I honestly can't recall my first encounter with Shakespeare; not even whether it was book, film, or stage. All I know is that I've always loved his works. I adored them throughout my grammar school days and chose Shakespeare Studies as one of my electives during the final year of my BA (hons) English with French. I've read all the plays and poems and have seen nearly all of them performed on stage or screen or both. I own three different DVD versions of Hamlet alone, and I love to reference Shakespeare in my own writing.
For the blog post today, I thought I'd share a few things. First my top ten plays, then my top ten performances, and finally a brief excerpt from a short MM story I have written, based on Coriolanus. This story will be released in a Shakespeare-themed MM anthology later this year.
Top Ten Shakespeare Plays
1) Richard II
5) Twelfth Night
6) Titus Andronicus
7) Love's Labour's Lost
8) Measure for Measure
9) Much Ado About Nothing
10) Henry IV Parts I & II (sorry, I know that's two but I love them both equally)
Top Ten Shakespeare Performances
1) Richard II - Globe - Mark Rylance (stage)
2) Coriolanus - NT - Tom Hiddleston (stage)
3) Hamlet - RSC - David Tennant (stage)
4) Henry IV Parts I & II - BBC - Tom Hiddleston (TV film - Hollow Crown)
5) Twelfth Night - Globe - Mark Rylance (stage)
6) Measure for Measure - Globe - Mark Rylance (stage)
7) Much Ado About Nothing - Kenneth Branagh (film)
8) Richard III - Laurence Olivier (film)
9) Othello - Donmar - Kenneth Branagh/Tom Hiddleston (stage)
10) Henry V - Tom Hiddleston (TV film - Hollow Crown)
And now, to finish, a little sneak peek at my Coriolanus-inspired MM short story The Devil and the Lion.
He had expected death.
Yes, now he thought about it, he realised it was true. Perhaps he had even longed for it. Deep down. A noble demise would obliterate the shame he had of late been forced to endure. What better way to die than by the hand of his greatest enemy? Yet, was that even correct anymore? Were the Volsces his enemy? Surely Rome was now the foe. And Tullus Aufidius, whom once he had longed to hunt, embraced him as a friend.
Or something else.
He brushed the thought aside.
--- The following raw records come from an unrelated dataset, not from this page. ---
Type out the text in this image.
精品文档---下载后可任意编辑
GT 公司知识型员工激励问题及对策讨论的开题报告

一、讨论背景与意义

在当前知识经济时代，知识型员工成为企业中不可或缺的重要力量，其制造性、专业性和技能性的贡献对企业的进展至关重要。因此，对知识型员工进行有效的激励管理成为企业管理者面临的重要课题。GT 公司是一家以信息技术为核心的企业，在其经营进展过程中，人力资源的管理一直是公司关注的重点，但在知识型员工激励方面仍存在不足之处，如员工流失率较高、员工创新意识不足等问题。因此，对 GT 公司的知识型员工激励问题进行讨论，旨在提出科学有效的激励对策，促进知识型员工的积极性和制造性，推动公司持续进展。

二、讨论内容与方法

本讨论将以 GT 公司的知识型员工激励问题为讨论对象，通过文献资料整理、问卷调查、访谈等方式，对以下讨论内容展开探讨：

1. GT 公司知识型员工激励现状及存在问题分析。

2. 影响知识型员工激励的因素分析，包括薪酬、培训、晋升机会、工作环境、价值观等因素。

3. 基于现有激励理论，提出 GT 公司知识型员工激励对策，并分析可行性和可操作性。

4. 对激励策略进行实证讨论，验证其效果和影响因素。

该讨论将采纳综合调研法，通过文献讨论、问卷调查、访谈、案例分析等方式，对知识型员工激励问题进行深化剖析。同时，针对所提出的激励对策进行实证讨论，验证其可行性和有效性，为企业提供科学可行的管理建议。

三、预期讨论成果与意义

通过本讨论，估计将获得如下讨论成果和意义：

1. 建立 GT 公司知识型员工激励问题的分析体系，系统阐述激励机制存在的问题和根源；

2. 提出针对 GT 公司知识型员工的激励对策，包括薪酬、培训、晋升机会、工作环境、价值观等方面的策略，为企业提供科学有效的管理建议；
If Aufidius’ embrace had been too warm, his manner too passionate, the cause was like to be the wine, for he had interrupted him feasting. What was that to him in any case? All he needed to know was that his life was spared and revenge on those who’d wronged him lay within his grasp.
Caius Martius sank upon the bed and ran his hands over the rich velvet curtains. He wondered whose room he had been given. It seemed strange, such opulence in a bedchamber, and yet he supposed it was no more than inexperience of the finer things that made him think so. For years he had lived the soldier’s life, always on the move. His brief sojourns within the city walls had not been of long enough duration to allow him to dwell upon the comforts of home.
Home. There was no home for him. Not anymore. Mother, wife, and child were all perforce forsaken. And being robbed of them, he must not let his memories turn him from his path. He was a soldier, and servants of mighty Mars must needs set affection aside, or else their swords would bite naught but stale earth.